We carried out additional experiments of cluster overlap refinement with the most recent version of the protein-protein interaction data set of S. cerevisiae from BioGRID. This BioGRID interaction network is larger and significantly denser than the DIP network, 2.2 times more distinct proteins and 15 times more edges. Moreover, it has been considered that it includes a large number of false interactions which create extremely complex connectivity. It is thus expected that the accuracy of protein complex detection from BioGRID data is lower than the previous tests with DIP data.

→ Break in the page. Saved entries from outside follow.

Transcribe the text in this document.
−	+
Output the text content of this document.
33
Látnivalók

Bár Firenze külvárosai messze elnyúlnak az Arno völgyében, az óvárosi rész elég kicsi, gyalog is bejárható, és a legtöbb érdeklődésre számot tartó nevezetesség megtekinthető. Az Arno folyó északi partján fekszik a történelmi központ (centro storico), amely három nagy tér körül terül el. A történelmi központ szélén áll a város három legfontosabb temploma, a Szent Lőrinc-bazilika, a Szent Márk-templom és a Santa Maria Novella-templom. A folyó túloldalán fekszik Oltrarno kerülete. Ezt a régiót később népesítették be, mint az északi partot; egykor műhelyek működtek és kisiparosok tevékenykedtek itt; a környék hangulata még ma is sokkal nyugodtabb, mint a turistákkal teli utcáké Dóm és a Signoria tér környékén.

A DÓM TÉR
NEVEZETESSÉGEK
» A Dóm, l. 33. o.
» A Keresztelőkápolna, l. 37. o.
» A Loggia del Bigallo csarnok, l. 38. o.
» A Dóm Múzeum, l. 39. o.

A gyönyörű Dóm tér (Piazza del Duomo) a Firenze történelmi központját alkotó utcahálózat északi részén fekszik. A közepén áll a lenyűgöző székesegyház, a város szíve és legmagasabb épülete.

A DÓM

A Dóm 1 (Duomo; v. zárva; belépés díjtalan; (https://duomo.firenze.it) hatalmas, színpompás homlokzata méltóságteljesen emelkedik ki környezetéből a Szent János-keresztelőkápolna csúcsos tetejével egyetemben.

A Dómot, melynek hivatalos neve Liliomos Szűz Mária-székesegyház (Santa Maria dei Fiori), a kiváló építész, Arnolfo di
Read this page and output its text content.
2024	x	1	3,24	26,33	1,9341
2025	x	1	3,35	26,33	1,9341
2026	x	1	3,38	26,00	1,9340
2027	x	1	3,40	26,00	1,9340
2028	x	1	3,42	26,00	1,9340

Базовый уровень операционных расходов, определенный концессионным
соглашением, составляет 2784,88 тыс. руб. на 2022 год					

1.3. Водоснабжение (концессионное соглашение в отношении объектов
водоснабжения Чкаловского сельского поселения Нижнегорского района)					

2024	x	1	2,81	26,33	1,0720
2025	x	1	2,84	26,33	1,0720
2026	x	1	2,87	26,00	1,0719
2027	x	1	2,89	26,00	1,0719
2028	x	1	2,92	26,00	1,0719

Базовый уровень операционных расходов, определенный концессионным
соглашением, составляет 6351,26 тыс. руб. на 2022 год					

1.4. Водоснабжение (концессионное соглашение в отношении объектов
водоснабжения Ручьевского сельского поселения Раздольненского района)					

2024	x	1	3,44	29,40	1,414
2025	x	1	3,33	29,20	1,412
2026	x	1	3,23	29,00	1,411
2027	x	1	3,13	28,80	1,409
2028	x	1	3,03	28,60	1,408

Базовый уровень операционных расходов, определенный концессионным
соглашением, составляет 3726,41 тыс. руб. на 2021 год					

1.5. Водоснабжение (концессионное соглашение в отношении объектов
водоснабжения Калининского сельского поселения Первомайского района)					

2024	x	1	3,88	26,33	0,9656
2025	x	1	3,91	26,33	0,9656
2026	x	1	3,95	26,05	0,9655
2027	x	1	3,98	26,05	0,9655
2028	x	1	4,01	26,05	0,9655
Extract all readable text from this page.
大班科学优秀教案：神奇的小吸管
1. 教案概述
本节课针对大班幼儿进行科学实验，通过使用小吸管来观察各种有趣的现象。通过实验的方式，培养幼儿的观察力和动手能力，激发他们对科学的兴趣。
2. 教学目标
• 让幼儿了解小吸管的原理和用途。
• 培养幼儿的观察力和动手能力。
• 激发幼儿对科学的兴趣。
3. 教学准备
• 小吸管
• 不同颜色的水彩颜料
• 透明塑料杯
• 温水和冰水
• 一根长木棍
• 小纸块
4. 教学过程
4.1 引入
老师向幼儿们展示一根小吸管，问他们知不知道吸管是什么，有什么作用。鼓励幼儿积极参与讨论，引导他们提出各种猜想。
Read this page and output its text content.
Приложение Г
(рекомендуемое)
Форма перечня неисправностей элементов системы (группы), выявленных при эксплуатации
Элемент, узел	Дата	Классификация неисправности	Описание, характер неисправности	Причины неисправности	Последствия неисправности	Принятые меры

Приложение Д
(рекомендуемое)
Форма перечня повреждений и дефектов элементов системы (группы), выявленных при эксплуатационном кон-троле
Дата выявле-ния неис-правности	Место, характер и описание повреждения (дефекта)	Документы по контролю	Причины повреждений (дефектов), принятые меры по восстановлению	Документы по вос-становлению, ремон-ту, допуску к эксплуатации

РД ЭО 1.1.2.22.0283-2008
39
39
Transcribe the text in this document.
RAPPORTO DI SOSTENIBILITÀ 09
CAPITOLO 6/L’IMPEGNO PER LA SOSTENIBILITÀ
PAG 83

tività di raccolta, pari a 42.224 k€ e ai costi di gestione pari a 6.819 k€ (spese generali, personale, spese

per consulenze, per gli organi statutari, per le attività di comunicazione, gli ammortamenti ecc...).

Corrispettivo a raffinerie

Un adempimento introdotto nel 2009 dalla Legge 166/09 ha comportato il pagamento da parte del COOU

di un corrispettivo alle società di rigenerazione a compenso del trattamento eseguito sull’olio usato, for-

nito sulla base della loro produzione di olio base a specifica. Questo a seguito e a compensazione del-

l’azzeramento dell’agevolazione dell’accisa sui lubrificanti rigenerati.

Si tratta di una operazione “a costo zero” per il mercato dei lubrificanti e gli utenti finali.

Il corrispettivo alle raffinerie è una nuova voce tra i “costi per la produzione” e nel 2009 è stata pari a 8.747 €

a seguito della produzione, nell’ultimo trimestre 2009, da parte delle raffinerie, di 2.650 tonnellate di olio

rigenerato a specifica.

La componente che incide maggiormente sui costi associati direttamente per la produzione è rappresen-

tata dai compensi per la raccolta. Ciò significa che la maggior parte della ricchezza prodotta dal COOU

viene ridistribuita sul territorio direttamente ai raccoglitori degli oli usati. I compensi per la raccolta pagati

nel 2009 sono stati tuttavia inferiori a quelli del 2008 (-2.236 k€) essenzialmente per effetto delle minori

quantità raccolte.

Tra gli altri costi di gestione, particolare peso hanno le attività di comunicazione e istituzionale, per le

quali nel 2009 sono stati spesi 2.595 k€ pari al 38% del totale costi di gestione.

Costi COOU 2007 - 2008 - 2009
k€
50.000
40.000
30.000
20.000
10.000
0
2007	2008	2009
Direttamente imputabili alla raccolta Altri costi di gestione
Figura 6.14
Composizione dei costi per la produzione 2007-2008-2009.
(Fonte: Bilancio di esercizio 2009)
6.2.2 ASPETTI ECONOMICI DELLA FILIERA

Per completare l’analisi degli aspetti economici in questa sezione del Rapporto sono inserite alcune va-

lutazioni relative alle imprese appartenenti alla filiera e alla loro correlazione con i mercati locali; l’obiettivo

We tested five density-based graph clustering approaches: CFinder, MCODE, DPClus, the entropy-based method, and the modified entropy-based method. However, we were not able to obtain clustering results from CFinder because of its computational inefficiency on the large and dense network. Same to the previous test, MCODE did not generate any overlapping clusters. The entropy-based method produced an extremely large number of singletons and very few clusters containing more than 3 proteins. These clusters are also non-overlapping. Table 4 shows the clustering results and their accuracy. As compared to Table 3, all the methods, except the entropy-based method, generated more clusters with similar overlapping rates. However, as expected, the average f-scores of the clusters decreased remarkably on this complex network.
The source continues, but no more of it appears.